Guanlin mengangguk yakin, "ayo naik." remaja lelaki itu menepuk bagian top tube sepeda fixie nya.
"Guanlin pelan-pelan! Kalo jatuh aku duluan yang nyungsep." Xerim reflek memukul lengan Guanlin ketika lelaki itu mempercepat laju sepeda.

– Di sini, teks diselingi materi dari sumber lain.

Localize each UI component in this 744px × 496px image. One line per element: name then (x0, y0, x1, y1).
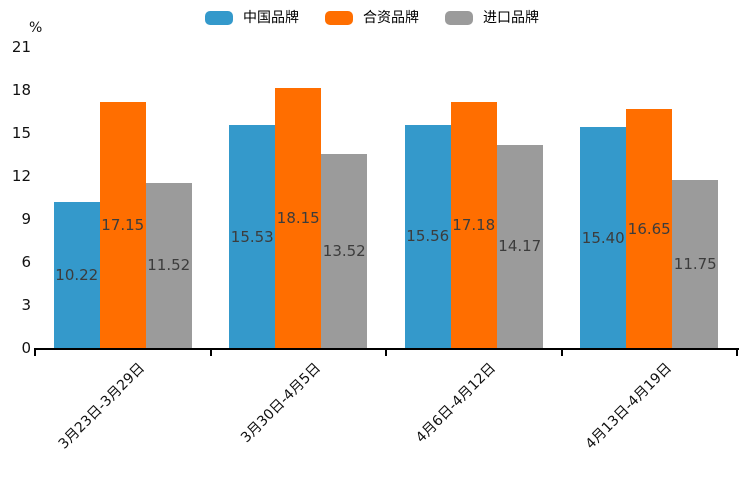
bar-value-label: 17.15 (101, 216, 145, 235)
bar (321, 154, 368, 348)
bar-value-label: 10.22 (55, 265, 99, 284)
bar-value-label: 17.18 (452, 215, 496, 234)
x-tick (560, 348, 563, 356)
bar-value-label: 18.15 (276, 208, 320, 227)
legend-swatch-icon (325, 11, 353, 25)
legend-label: 合资品牌 (363, 10, 419, 26)
legend-item[interactable]: 进口品牌 (445, 9, 539, 27)
x-tick (34, 348, 36, 356)
bar (672, 179, 719, 348)
legend-swatch-icon (205, 11, 233, 25)
bar (53, 201, 100, 348)
y-tick-label: 6 (21, 253, 31, 271)
bar-value-label: 15.53 (230, 227, 274, 246)
x-category-label-text: 3月23日-3月29日 (55, 360, 149, 453)
x-category-label-text: 4月6日-4月12日 (413, 360, 500, 447)
legend-label: 进口品牌 (483, 10, 539, 26)
bar-value-label: 11.52 (147, 256, 191, 275)
bar-value-label: 13.52 (322, 242, 366, 261)
bar (145, 182, 192, 348)
bar-value-label: 11.75 (673, 254, 717, 273)
bar (626, 109, 673, 348)
x-tick (385, 348, 387, 356)
bar-value-label: 15.56 (406, 227, 450, 246)
bar-value-label: 16.65 (627, 219, 671, 238)
y-tick-label: 3 (21, 296, 31, 314)
bar (275, 87, 322, 348)
y-tick-label: 12 (11, 167, 31, 185)
legend-label: 中国品牌 (243, 10, 299, 26)
x-category-label-text: 4月13日-4月19日 (582, 360, 675, 453)
x-category-label-text: 3月30日-4月5日 (237, 360, 324, 447)
y-tick-label: 0 (21, 339, 31, 357)
legend-item[interactable]: 中国品牌 (205, 9, 299, 27)
legend: 中国品牌 合资品牌 进口品牌 (0, 9, 744, 27)
x-tick (736, 348, 738, 356)
bar (404, 124, 451, 348)
bar (229, 125, 276, 348)
bar (99, 102, 146, 348)
y-tick-label: 9 (21, 210, 31, 228)
legend-item[interactable]: 合资品牌 (325, 9, 419, 27)
bar-value-label: 15.40 (581, 228, 625, 247)
bar (450, 101, 497, 348)
x-tick (209, 348, 212, 356)
y-axis-unit-label: % (29, 20, 43, 36)
bar (496, 144, 543, 348)
bar (580, 127, 627, 348)
y-tick-label: 18 (11, 81, 31, 99)
legend-swatch-icon (445, 11, 473, 25)
bar-value-label: 14.17 (498, 237, 542, 256)
y-tick-label: 21 (11, 38, 31, 56)
y-tick-label: 15 (11, 124, 31, 142)
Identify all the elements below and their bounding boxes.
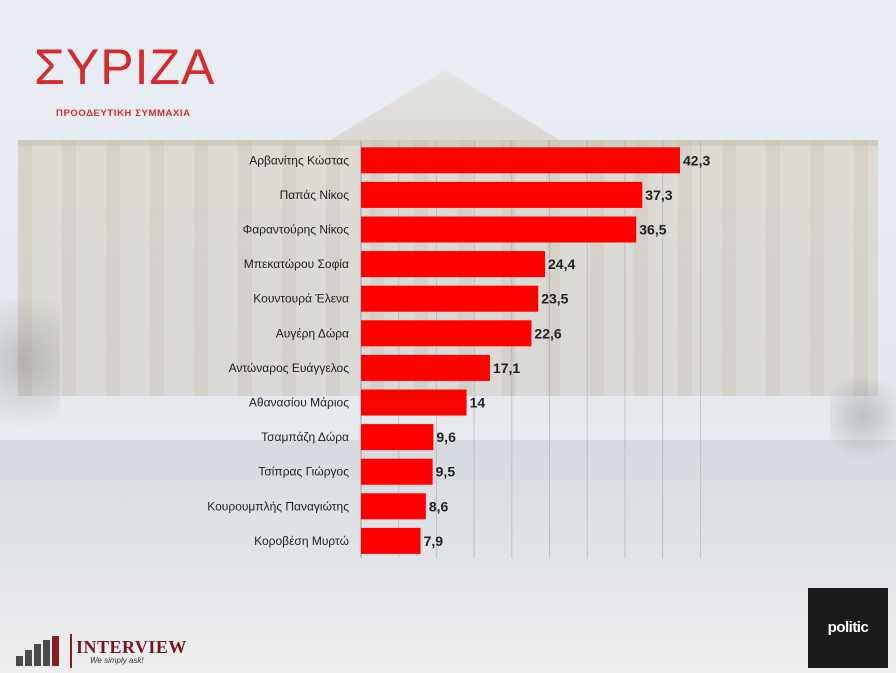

Guanlin terkekeh. Selanjutnya, ia berusaha menumpukan dagunya pada puncak kepala si gadis.
"sakit!" protes Xerim kali ini menepuk pelan pipi Guanlin, memberitahu untuk berhenti melakukannya.
oOo
"kamu pake bakso?" tanya Xerim ketika sampai di warung bakso dan mie ayam langganannya.
Guanlin mengangguk, mendudukkan diri sembari menunggu Xerim memesan.
Lagi-lagi para pelanggan wanita mencuri pandang ke arah Guanlin, Xerim yang sering mengajak lelaki itu kemari hampir biasa mendengar atau melihat para wanita memuji ketampanan Guanlin.
Xerim juga sudah terbiasa ketika ia berbicara bersama Guanlin menggunakan bahasa isyarat, tak sedikit para wanita yang memuja itu berbalik mencemooh.
"yahh bisu." celetuk salah satu pelanggan ketika melihat ia dan Guanlin berkomunikasi.
"nanti aku bakal abisin sepuluh mangkok beneran, emang Guanlin punya uang?" Xerim berusaha mengalihkan perhatian Guanlin.
"uang aku banyak." jawabnya dengan wajah sombong, tengah bercanda.
"hm sombong." balas Xerim diakhiri tawa kecil.
<<<
"Loh, Lin. Bukannya lo udah ngumpul?" tanya Chenle melihat Guanlin meletakkan bukunya di atas buku Xerim.
"tadi salah buku."
Alasan Guanlin tak bohong, tapi ia memang sengaja memberikan buku yang salah. Karena ia ingin menunggu Xerim selesai dan mengumpul bersama. Tapi rencana itu gagal.